I still remember the first time I visited David’s parents and was struck by how beautifully their house was decorated.  A stunning and eclectic collection of art and ceramics and silver from their world travels were arranged attractively in the living room and dining room, even as the kitchen and porch and sunroom were sinking under the inevitable accumulation of stuff that comes with aging.  David and I spent a good part of this summer sorting through the stuff that wasn’t going to be interesting to the estate auctioneers, the cases of paper towels and endless bottles of dishwashing liquid, the stacks of old newspapers and magazines, the banded piles of Christmas cards with return labels on the envelopes but nothing written inside, the countless paperclips and big black binder clips, the cough drops and pens and yellow paper pads, the cases of Coke and pyramid piles of soup cans.
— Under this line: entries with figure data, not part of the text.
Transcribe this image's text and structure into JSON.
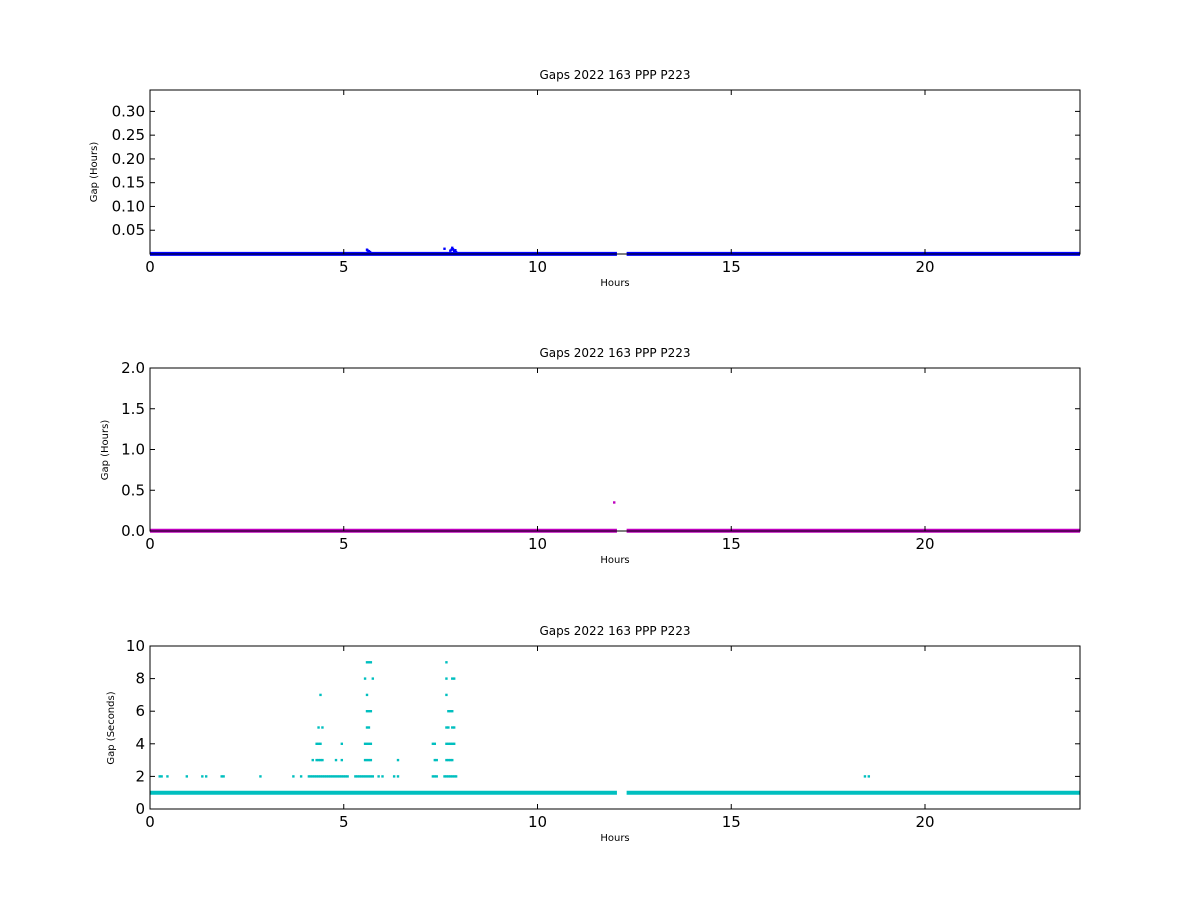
{
  "chart_data": [
    {
      "type": "scatter",
      "title": "Gaps 2022 163 PPP  P223",
      "xlabel": "Hours",
      "ylabel": "Gap (Hours)",
      "xlim": [
        0,
        24
      ],
      "ylim": [
        0,
        0.345
      ],
      "xticks": [
        0,
        5,
        10,
        15,
        20
      ],
      "xtick_labels": [
        "0",
        "5",
        "10",
        "15",
        "20"
      ],
      "yticks": [
        0.05,
        0.1,
        0.15,
        0.2,
        0.25,
        0.3
      ],
      "ytick_labels": [
        "0.05",
        "0.10",
        "0.15",
        "0.20",
        "0.25",
        "0.30"
      ],
      "grid": false,
      "legend": "none",
      "color": "#0000ff",
      "baseline": {
        "y": 0.0003,
        "x_ranges": [
          [
            0,
            12.05
          ],
          [
            12.3,
            24
          ]
        ]
      },
      "series": [
        {
          "x": [
            5.6,
            5.62,
            5.65,
            5.68,
            7.6,
            7.75,
            7.78,
            7.8,
            7.82,
            7.85,
            7.88,
            7.9
          ],
          "y": [
            0.009,
            0.007,
            0.006,
            0.004,
            0.011,
            0.007,
            0.009,
            0.013,
            0.01,
            0.006,
            0.008,
            0.004
          ]
        }
      ]
    },
    {
      "type": "scatter",
      "title": "Gaps 2022 163 PPP  P223",
      "xlabel": "Hours",
      "ylabel": "Gap (Hours)",
      "xlim": [
        0,
        24
      ],
      "ylim": [
        0,
        2.0
      ],
      "xticks": [
        0,
        5,
        10,
        15,
        20
      ],
      "xtick_labels": [
        "0",
        "5",
        "10",
        "15",
        "20"
      ],
      "yticks": [
        0.0,
        0.5,
        1.0,
        1.5,
        2.0
      ],
      "ytick_labels": [
        "0.0",
        "0.5",
        "1.0",
        "1.5",
        "2.0"
      ],
      "grid": false,
      "legend": "none",
      "color": "#bf00bf",
      "baseline": {
        "y": 0.003,
        "x_ranges": [
          [
            0,
            12.05
          ],
          [
            12.3,
            24
          ]
        ]
      },
      "series": [
        {
          "x": [
            11.98,
            5.6,
            7.8
          ],
          "y": [
            0.35,
            0.008,
            0.01
          ]
        }
      ]
    },
    {
      "type": "scatter",
      "title": "Gaps 2022 163 PPP  P223",
      "xlabel": "Hours",
      "ylabel": "Gap (Seconds)",
      "xlim": [
        0,
        24
      ],
      "ylim": [
        0,
        10
      ],
      "xticks": [
        0,
        5,
        10,
        15,
        20
      ],
      "xtick_labels": [
        "0",
        "5",
        "10",
        "15",
        "20"
      ],
      "yticks": [
        0,
        2,
        4,
        6,
        8,
        10
      ],
      "ytick_labels": [
        "0",
        "2",
        "4",
        "6",
        "8",
        "10"
      ],
      "grid": false,
      "legend": "none",
      "color": "#00bfbf",
      "baseline": {
        "y": 1,
        "x_ranges": [
          [
            0,
            12.05
          ],
          [
            12.3,
            24
          ]
        ]
      },
      "series": [
        {
          "x": [
            0.25,
            0.3,
            0.45,
            0.95,
            1.35,
            1.45,
            1.85,
            1.9,
            2.85,
            3.7,
            3.9,
            4.1,
            4.15,
            4.2,
            4.25,
            4.3,
            4.35,
            4.4,
            4.45,
            4.5,
            4.55,
            4.6,
            4.65,
            4.7,
            4.75,
            4.8,
            4.85,
            4.9,
            4.95,
            5.0,
            5.05,
            5.1,
            5.3,
            5.35,
            5.4,
            5.45,
            5.5,
            5.55,
            5.6,
            5.65,
            5.7,
            5.75,
            5.9,
            6.0,
            6.3,
            6.4,
            7.3,
            7.35,
            7.4,
            7.6,
            7.65,
            7.7,
            7.75,
            7.8,
            7.85,
            7.9,
            18.45,
            18.55,
            4.2,
            4.3,
            4.35,
            4.4,
            4.45,
            4.8,
            4.95,
            5.55,
            5.6,
            5.65,
            5.7,
            6.4,
            7.35,
            7.4,
            7.65,
            7.7,
            7.75,
            7.8,
            4.3,
            4.35,
            4.4,
            4.95,
            5.55,
            5.6,
            5.65,
            5.7,
            7.3,
            7.35,
            7.65,
            7.7,
            7.75,
            7.8,
            7.85,
            4.35,
            4.45,
            5.6,
            5.65,
            7.65,
            7.7,
            7.8,
            7.85,
            5.6,
            5.65,
            5.7,
            7.7,
            7.75,
            7.8,
            4.4,
            5.6,
            7.65,
            5.55,
            5.75,
            7.65,
            7.8,
            7.85,
            5.6,
            5.65,
            5.7,
            7.65
          ],
          "y": [
            2,
            2,
            2,
            2,
            2,
            2,
            2,
            2,
            2,
            2,
            2,
            2,
            2,
            2,
            2,
            2,
            2,
            2,
            2,
            2,
            2,
            2,
            2,
            2,
            2,
            2,
            2,
            2,
            2,
            2,
            2,
            2,
            2,
            2,
            2,
            2,
            2,
            2,
            2,
            2,
            2,
            2,
            2,
            2,
            2,
            2,
            2,
            2,
            2,
            2,
            2,
            2,
            2,
            2,
            2,
            2,
            2,
            2,
            3,
            3,
            3,
            3,
            3,
            3,
            3,
            3,
            3,
            3,
            3,
            3,
            3,
            3,
            3,
            3,
            3,
            3,
            4,
            4,
            4,
            4,
            4,
            4,
            4,
            4,
            4,
            4,
            4,
            4,
            4,
            4,
            4,
            5,
            5,
            5,
            5,
            5,
            5,
            5,
            5,
            6,
            6,
            6,
            6,
            6,
            6,
            7,
            7,
            7,
            8,
            8,
            8,
            8,
            8,
            9,
            9,
            9,
            9
          ]
        }
      ]
    }
  ]
}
Lars rented a small storage space, and we spent yesterday taking loads of her final selections and ours to be stored until we can come back with a car, her with a truck.  More clothing was taken to Goodwill.  All day the estate auctioneers were moving quickly through the house, disassembling the family home room by room.
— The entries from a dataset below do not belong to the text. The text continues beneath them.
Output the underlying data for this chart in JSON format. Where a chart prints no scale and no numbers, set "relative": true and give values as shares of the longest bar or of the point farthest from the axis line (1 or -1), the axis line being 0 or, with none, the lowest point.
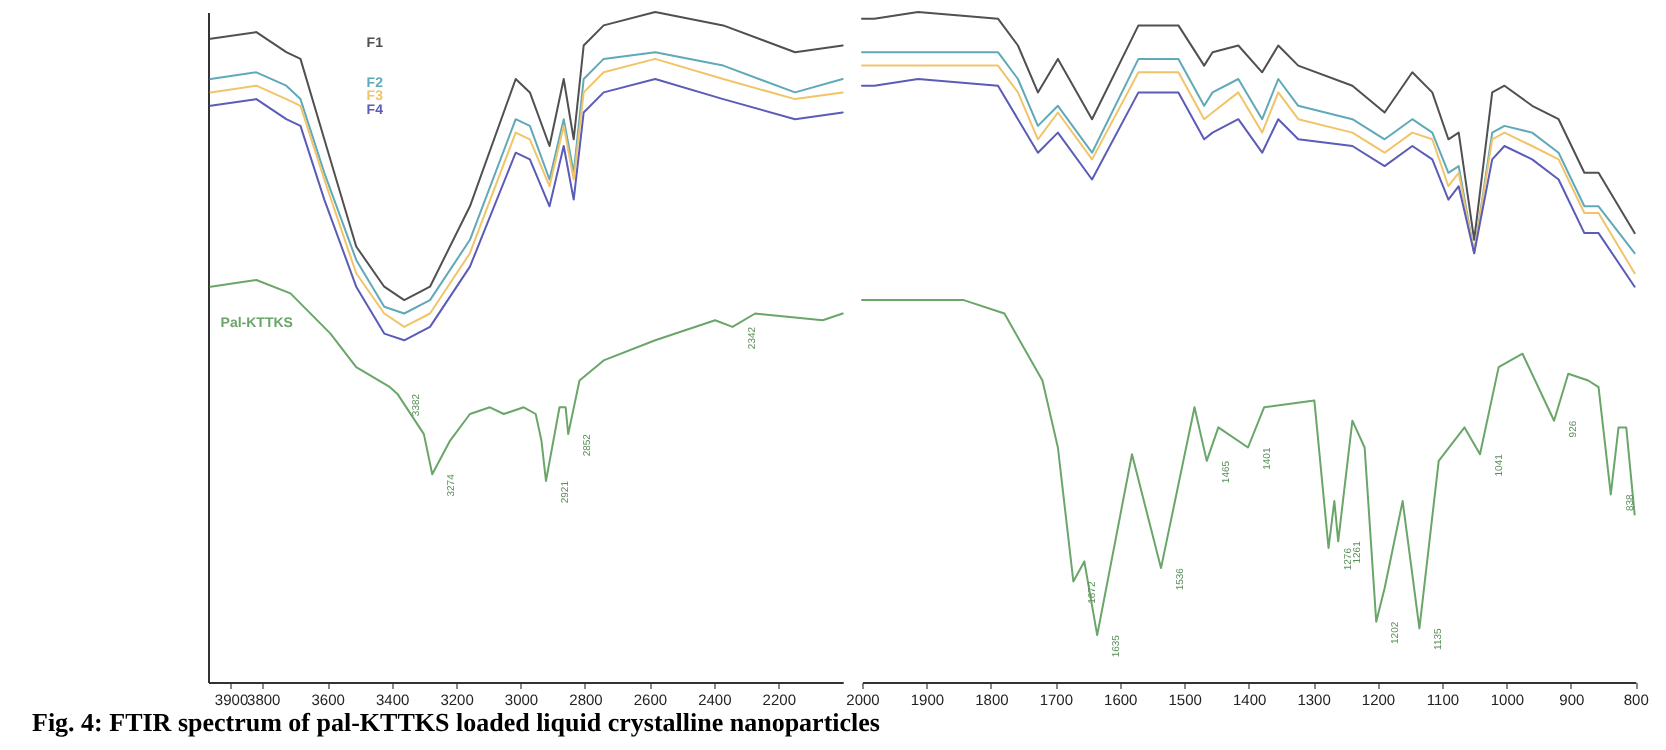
{
  "chart_data": [
    {
      "type": "line",
      "relative": true,
      "title": "Fig. 4: FTIR spectrum of pal-KTTKS loaded liquid crystalline nanoparticles",
      "xlim": [
        3970,
        2000
      ],
      "xticks": [
        3900,
        3800,
        3600,
        3400,
        3200,
        3000,
        2800,
        2600,
        2400,
        2200
      ],
      "line_style": "solid",
      "series": [
        {
          "name": "F1",
          "color": "#505050",
          "x": [
            3962,
            3820,
            3727,
            3683,
            3609,
            3510,
            3423,
            3361,
            3281,
            3157,
            3015,
            2971,
            2910,
            2866,
            2835,
            2804,
            2742,
            2582,
            2371,
            2148,
            2000
          ],
          "values": [
            0.96,
            0.97,
            0.94,
            0.93,
            0.81,
            0.65,
            0.59,
            0.57,
            0.59,
            0.71,
            0.9,
            0.88,
            0.8,
            0.9,
            0.81,
            0.95,
            0.98,
            1.0,
            0.98,
            0.94,
            0.95
          ]
        },
        {
          "name": "F2",
          "color": "#5fa9b9",
          "x": [
            3962,
            3820,
            3727,
            3683,
            3609,
            3510,
            3423,
            3361,
            3281,
            3157,
            3015,
            2971,
            2910,
            2866,
            2835,
            2804,
            2742,
            2582,
            2371,
            2148,
            2000
          ],
          "values": [
            0.9,
            0.91,
            0.89,
            0.87,
            0.76,
            0.63,
            0.56,
            0.55,
            0.57,
            0.66,
            0.84,
            0.83,
            0.75,
            0.84,
            0.76,
            0.9,
            0.93,
            0.94,
            0.92,
            0.88,
            0.9
          ]
        },
        {
          "name": "F3",
          "color": "#f2c46a",
          "x": [
            3962,
            3820,
            3727,
            3683,
            3609,
            3510,
            3423,
            3361,
            3281,
            3157,
            3015,
            2971,
            2910,
            2866,
            2835,
            2804,
            2742,
            2582,
            2371,
            2148,
            2000
          ],
          "values": [
            0.88,
            0.89,
            0.87,
            0.86,
            0.75,
            0.61,
            0.55,
            0.53,
            0.55,
            0.64,
            0.82,
            0.81,
            0.74,
            0.83,
            0.75,
            0.88,
            0.91,
            0.93,
            0.9,
            0.87,
            0.88
          ]
        },
        {
          "name": "F4",
          "color": "#5b5bb8",
          "x": [
            3962,
            3820,
            3727,
            3683,
            3609,
            3510,
            3423,
            3361,
            3281,
            3157,
            3015,
            2971,
            2910,
            2866,
            2835,
            2804,
            2742,
            2582,
            2371,
            2148,
            2000
          ],
          "values": [
            0.86,
            0.87,
            0.84,
            0.83,
            0.72,
            0.59,
            0.52,
            0.51,
            0.53,
            0.62,
            0.79,
            0.78,
            0.71,
            0.8,
            0.72,
            0.85,
            0.88,
            0.9,
            0.87,
            0.84,
            0.85
          ]
        },
        {
          "name": "Pal-KTTKS",
          "color": "#6aa56a",
          "x": [
            3962,
            3820,
            3714,
            3590,
            3510,
            3405,
            3382,
            3300,
            3274,
            3219,
            3157,
            3095,
            3052,
            2990,
            2953,
            2935,
            2921,
            2879,
            2860,
            2852,
            2817,
            2742,
            2582,
            2396,
            2342,
            2272,
            2062,
            2000
          ],
          "values": [
            0.59,
            0.6,
            0.58,
            0.52,
            0.47,
            0.44,
            0.43,
            0.37,
            0.31,
            0.36,
            0.4,
            0.41,
            0.4,
            0.41,
            0.4,
            0.36,
            0.3,
            0.41,
            0.41,
            0.37,
            0.45,
            0.48,
            0.51,
            0.54,
            0.53,
            0.55,
            0.54,
            0.55
          ]
        }
      ],
      "annotations": [
        {
          "text": "3382",
          "x": 3382,
          "y": 0.43
        },
        {
          "text": "3274",
          "x": 3274,
          "y": 0.31
        },
        {
          "text": "2921",
          "x": 2921,
          "y": 0.3
        },
        {
          "text": "2852",
          "x": 2852,
          "y": 0.37
        },
        {
          "text": "2342",
          "x": 2342,
          "y": 0.53
        }
      ]
    },
    {
      "type": "line",
      "relative": true,
      "xlim": [
        2000,
        800
      ],
      "xticks": [
        2000,
        1900,
        1800,
        1700,
        1600,
        1500,
        1400,
        1300,
        1200,
        1100,
        1000,
        900,
        800
      ],
      "line_style": "solid",
      "series": [
        {
          "color": "#505050",
          "x": [
            2000,
            1981,
            1913,
            1789,
            1758,
            1727,
            1696,
            1643,
            1571,
            1509,
            1469,
            1456,
            1416,
            1379,
            1354,
            1323,
            1239,
            1189,
            1146,
            1115,
            1090,
            1074,
            1050,
            1022,
            1003,
            960,
            919,
            879,
            857,
            801
          ],
          "values": [
            0.99,
            0.99,
            1.0,
            0.99,
            0.95,
            0.88,
            0.93,
            0.84,
            0.98,
            0.98,
            0.92,
            0.94,
            0.95,
            0.91,
            0.95,
            0.92,
            0.89,
            0.85,
            0.91,
            0.88,
            0.81,
            0.82,
            0.66,
            0.88,
            0.89,
            0.86,
            0.84,
            0.76,
            0.76,
            0.67
          ]
        },
        {
          "color": "#5fa9b9",
          "x": [
            2000,
            1981,
            1913,
            1789,
            1758,
            1727,
            1696,
            1643,
            1571,
            1509,
            1469,
            1456,
            1416,
            1379,
            1354,
            1323,
            1239,
            1189,
            1146,
            1115,
            1090,
            1074,
            1050,
            1022,
            1003,
            960,
            919,
            879,
            857,
            801
          ],
          "values": [
            0.94,
            0.94,
            0.94,
            0.94,
            0.9,
            0.83,
            0.86,
            0.79,
            0.93,
            0.93,
            0.86,
            0.88,
            0.9,
            0.84,
            0.9,
            0.86,
            0.84,
            0.81,
            0.84,
            0.82,
            0.76,
            0.77,
            0.64,
            0.82,
            0.83,
            0.82,
            0.79,
            0.71,
            0.71,
            0.64
          ]
        },
        {
          "color": "#f2c46a",
          "x": [
            2000,
            1981,
            1913,
            1789,
            1758,
            1727,
            1696,
            1643,
            1571,
            1509,
            1469,
            1456,
            1416,
            1379,
            1354,
            1323,
            1239,
            1189,
            1146,
            1115,
            1090,
            1074,
            1050,
            1022,
            1003,
            960,
            919,
            879,
            857,
            801
          ],
          "values": [
            0.92,
            0.92,
            0.92,
            0.92,
            0.88,
            0.81,
            0.85,
            0.78,
            0.91,
            0.91,
            0.84,
            0.85,
            0.88,
            0.82,
            0.88,
            0.84,
            0.82,
            0.79,
            0.82,
            0.81,
            0.74,
            0.76,
            0.64,
            0.81,
            0.82,
            0.8,
            0.78,
            0.7,
            0.7,
            0.61
          ]
        },
        {
          "color": "#5b5bb8",
          "x": [
            2000,
            1981,
            1913,
            1789,
            1758,
            1727,
            1696,
            1643,
            1571,
            1509,
            1469,
            1456,
            1416,
            1379,
            1354,
            1323,
            1239,
            1189,
            1146,
            1115,
            1090,
            1074,
            1050,
            1022,
            1003,
            960,
            919,
            879,
            857,
            801
          ],
          "values": [
            0.89,
            0.89,
            0.9,
            0.89,
            0.84,
            0.79,
            0.82,
            0.75,
            0.88,
            0.88,
            0.81,
            0.82,
            0.84,
            0.79,
            0.84,
            0.81,
            0.8,
            0.77,
            0.8,
            0.78,
            0.72,
            0.74,
            0.64,
            0.78,
            0.8,
            0.78,
            0.75,
            0.67,
            0.67,
            0.59
          ]
        },
        {
          "color": "#6aa56a",
          "x": [
            2000,
            1913,
            1842,
            1779,
            1720,
            1696,
            1672,
            1655,
            1635,
            1581,
            1536,
            1484,
            1465,
            1447,
            1401,
            1376,
            1298,
            1276,
            1267,
            1261,
            1239,
            1220,
            1202,
            1189,
            1161,
            1135,
            1105,
            1065,
            1041,
            1012,
            975,
            926,
            904,
            873,
            857,
            838,
            826,
            814,
            801
          ],
          "values": [
            0.57,
            0.57,
            0.57,
            0.55,
            0.45,
            0.35,
            0.15,
            0.18,
            0.07,
            0.34,
            0.17,
            0.41,
            0.33,
            0.38,
            0.35,
            0.41,
            0.42,
            0.2,
            0.27,
            0.21,
            0.39,
            0.35,
            0.09,
            0.14,
            0.27,
            0.08,
            0.33,
            0.38,
            0.34,
            0.47,
            0.49,
            0.39,
            0.46,
            0.45,
            0.44,
            0.28,
            0.38,
            0.38,
            0.25
          ]
        }
      ],
      "annotations": [
        {
          "text": "1672",
          "x": 1672,
          "y": 0.15
        },
        {
          "text": "1635",
          "x": 1635,
          "y": 0.07
        },
        {
          "text": "1536",
          "x": 1536,
          "y": 0.17
        },
        {
          "text": "1465",
          "x": 1465,
          "y": 0.33
        },
        {
          "text": "1401",
          "x": 1401,
          "y": 0.35
        },
        {
          "text": "1276",
          "x": 1276,
          "y": 0.2
        },
        {
          "text": "1261",
          "x": 1261,
          "y": 0.21
        },
        {
          "text": "1202",
          "x": 1202,
          "y": 0.09
        },
        {
          "text": "1135",
          "x": 1135,
          "y": 0.08
        },
        {
          "text": "1041",
          "x": 1041,
          "y": 0.34
        },
        {
          "text": "926",
          "x": 926,
          "y": 0.39
        },
        {
          "text": "838",
          "x": 838,
          "y": 0.28
        }
      ]
    }
  ]
}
This morning I ran through the neighborhood as I did this summer, admiring the grand old trees and lovely homes and yards.  I returned to 1503 Hillcrest Avenue for the last time, and the auctioneers were there, ready to do the final clearing, including the last room, the bedroom we’d slept in.  David walked from empty room to empty room before we left, saying good-bye.  I thought about a dinner we had with friends a couple of months ago.  Two of the men at the dinner had been at a funeral earlier that day for a colleague who’d died, in his 60’s, of cancer.  One of the men raised his glass in a toast and said, “The wheel just keeps turning, and here we are, on that turning wheel.   So let’s enjoy ourselves.”

I thought about that wheel, how it’s been whirring in the background of my life for years now and will only get more insistent in the years ahead, I’m sure.  I woke up in an emptied house and had an email from Adrienne, with a video of Emilio watching the candles being lit for his first Hanukkah.  He burbled and chattered and ambled around the room, and I got up and made coffee.  When it came time to take a final photograph this morning, the clusters of bright red berries on the big holly tree in the yard were what struck me.  Already, the lawn beneath the tree was sprinkled red with fallen berries

Rainy Morning

The warm November is sliding into a warm December.  It’s raining this morning, but it’s still plenty warm enough for writing on the porch.  Now it’s time for a run, and I’m waiting for the band of showers I can see on the radar loop to pass over.  Slowly, I’m beginning to figure out how to manage my days without the overwhelmingly intense central focus of a big job.  What is my job now?  Is it okay to not have a “job?” How much consulting work do I want?  When will David and I have an actual vacation, a real step-out-of-our-lives break of a week or two?  What matters beyond being with my family and friends?  How often can I manage to be with Emilio?  What do I want to do?  What am I doing?

Noticing how the beads of rain are hanging from every horizontal surface this morning, the twiggy branches of bushes, the red winterberries, the prickly foliage of the barberry, the wire fence of the pasture across the street.  Be. Here. Now.